We used multivariate logistic regression analyses to examine 2 main relationships: (1) the relationship between each of the 5 core meaningful use medication management measures and the probability that a hospitalization will have an ADE and (2) the relationship between the number of the meaningful use medication management measures adopted (0, 1-2, 3-4, all 5) and the costs of a hospitalization. To further minimize endogeneity issues, all our regressions controlled for the following covariates. We included 26 collapsed chronic condition variables derived from 30 chronic conditions developed by Elixhauser and colleagues.11 We also included the following variables to control for potential confounding effects of patient severity: 6 age categories, sex, race, an indicator for emergency department admission, an indicator for surgery, and an indicator for whether the patient had more than 5 chronic conditions. We also controlled for the type of insurance (private, uninsured, Medicare, Medicaid) and for the median household income of the patient’s zip code. Finally, we controlled for hospital characteristics such as bed size, for-profit status, not-for-profit status, public hospital, teaching hospital, and the hospital’s percentage of missing POA codes. We also controlled for whether the hospital had a 20% or more quality improvement from 2008 to 2010 in terms of reduced 30-day Hospital Compare Medicare mortality rates for health attack, heart failure, and pneumonia. Finally, to control for the effects of other HIT components, we used an indicator of “advanced EMR” following Jha and colleagues’7 definition of comprehensive EMRs as a hospital adopting all 24 AHA EMR functionalities in all major clinical units. The means of all the covariates are found in Table 2.

The HCUP hospital costs included all costs except physician and laboratory costs. The HCUP cost information was obtained from the hospital accounting reports collected by CMS. To estimate the hospital costs of an ADE, we regressed the log of costs on ADEs. We used the log of expenditures to control for the skewed distribution of expenditures. To avoid bias due to retransforming the log, we used a generalized linear model regression with a log link and a gamma distribution, following Manning and Mullahy.12 We included 100 diagnosis-related group fixed effects in the cost regressions.

Selection Bias

Because only 58% of the Florida hospitalizations linked to the AHA IT supplement due to survey nonresponse, there is the potential for a nonresponse bias in our results.

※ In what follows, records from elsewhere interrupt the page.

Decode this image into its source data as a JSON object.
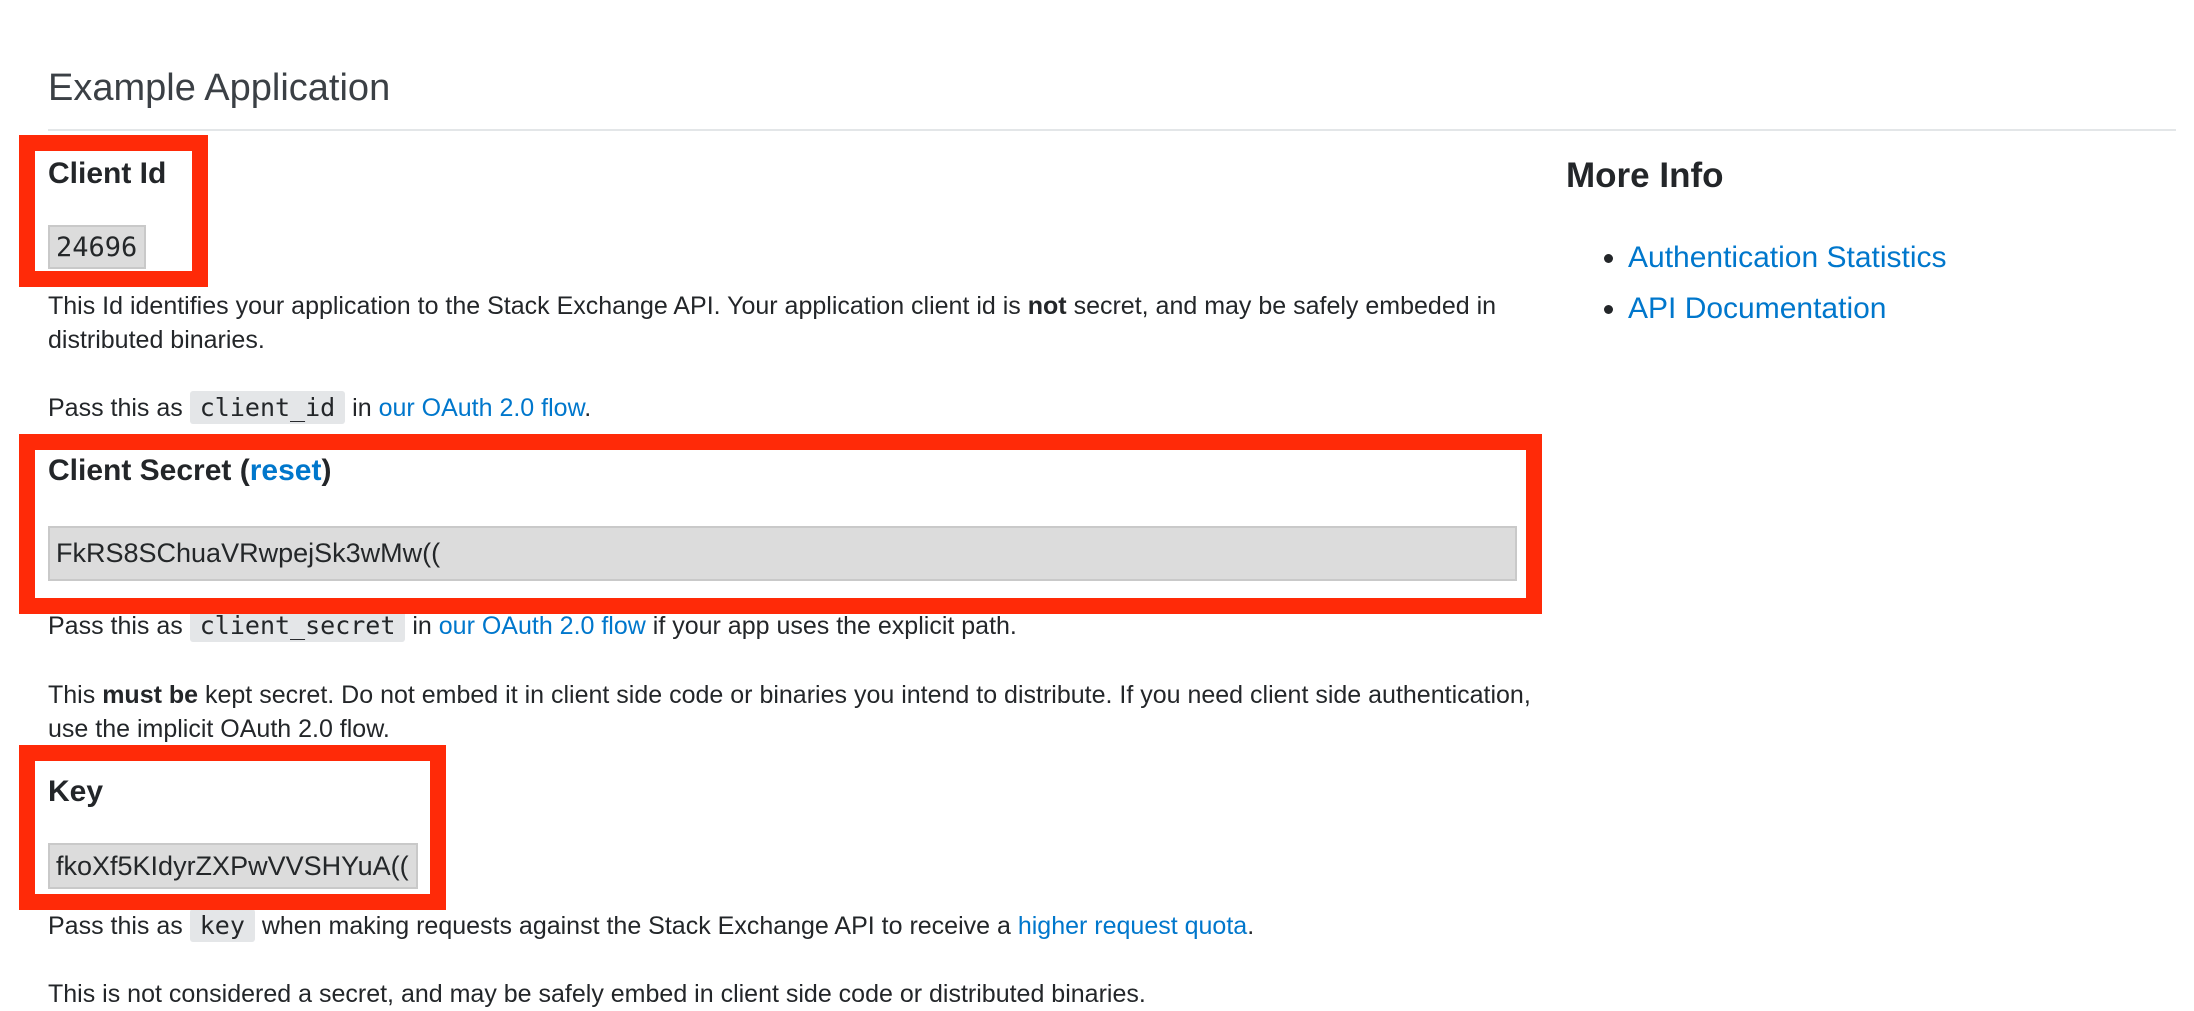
{
  "app": {
    "title": "Example Application"
  },
  "client_id": {
    "label": "Client Id",
    "value": "24696",
    "desc_pre": "This Id identifies your application to the Stack Exchange API. Your application client id is ",
    "desc_bold": "not",
    "desc_post": " secret, and may be safely embeded in distributed binaries.",
    "pass_pre": "Pass this as ",
    "pass_code": "client_id",
    "pass_mid": " in ",
    "pass_link": "our OAuth 2.0 flow",
    "pass_post": "."
  },
  "client_secret": {
    "label_pre": "Client Secret (",
    "reset_link": "reset",
    "label_post": ")",
    "value": "FkRS8SChuaVRwpejSk3wMw((",
    "pass_pre": "Pass this as ",
    "pass_code": "client_secret",
    "pass_mid": " in ",
    "pass_link": "our OAuth 2.0 flow",
    "pass_post": " if your app uses the explicit path.",
    "warn_pre": "This ",
    "warn_bold": "must be",
    "warn_post": " kept secret. Do not embed it in client side code or binaries you intend to distribute. If you need client side authentication, use the implicit OAuth 2.0 flow."
  },
  "key": {
    "label": "Key",
    "value": "fkoXf5KIdyrZXPwVVSHYuA((",
    "pass_pre": "Pass this as ",
    "pass_code": "key",
    "pass_mid": " when making requests against the Stack Exchange API to receive a ",
    "pass_link": "higher request quota",
    "pass_post": ".",
    "note": "This is not considered a secret, and may be safely embed in client side code or distributed binaries."
  },
  "sidebar": {
    "title": "More Info",
    "links": [
      "Authentication Statistics",
      "API Documentation"
    ]
  },
  "colors": {
    "link": "#0077cc",
    "highlight": "#ff2a08",
    "code_bg": "#dcdcdc"
  }
}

To control for this bias, we followed Little and Vartivarian13 and developed hospital weights consisting of the inverse of the estimated probability of responding to the survey. We obtained information on nonresponding and responding hospitals from data from the AHA’s full 2010 annual hospital survey. Using the psmatch2 routine in Stata 12 (StataCorp LP, College Station, Texas), we created each hospital’s propensity score weight with a logit regression of the probability of responding to the IT survey, controlling for 23 hospital characteristics. To assess the performance of the weights in reducing nonresponse bias, we matched nonresponding hospitals to responding hospitals using the nearest-neighbor method (Becker and Ichino14), which balanced propensity scores across the 23 hospital characteristics. No hospitals lacked a common region of support (Becker and Ichino14). Although 12 of the 23 hospital characteristics in the raw data predicted a response to the survey (within a 95% level of statistical significance), none of the hospital characteristics still predicted a response to the survey after matching. The average absolute value of the bias in the 23 hospital characteristics between responding and nonresponding hospitals was reduced from 20.4 to 7.8 due to the propensity score matching. Thus, these constructed sample weights substantially reduced any selection bias. All of our analyses used the weighted sample. The final weighted sample had 2,533,091 hospitalizations as observations.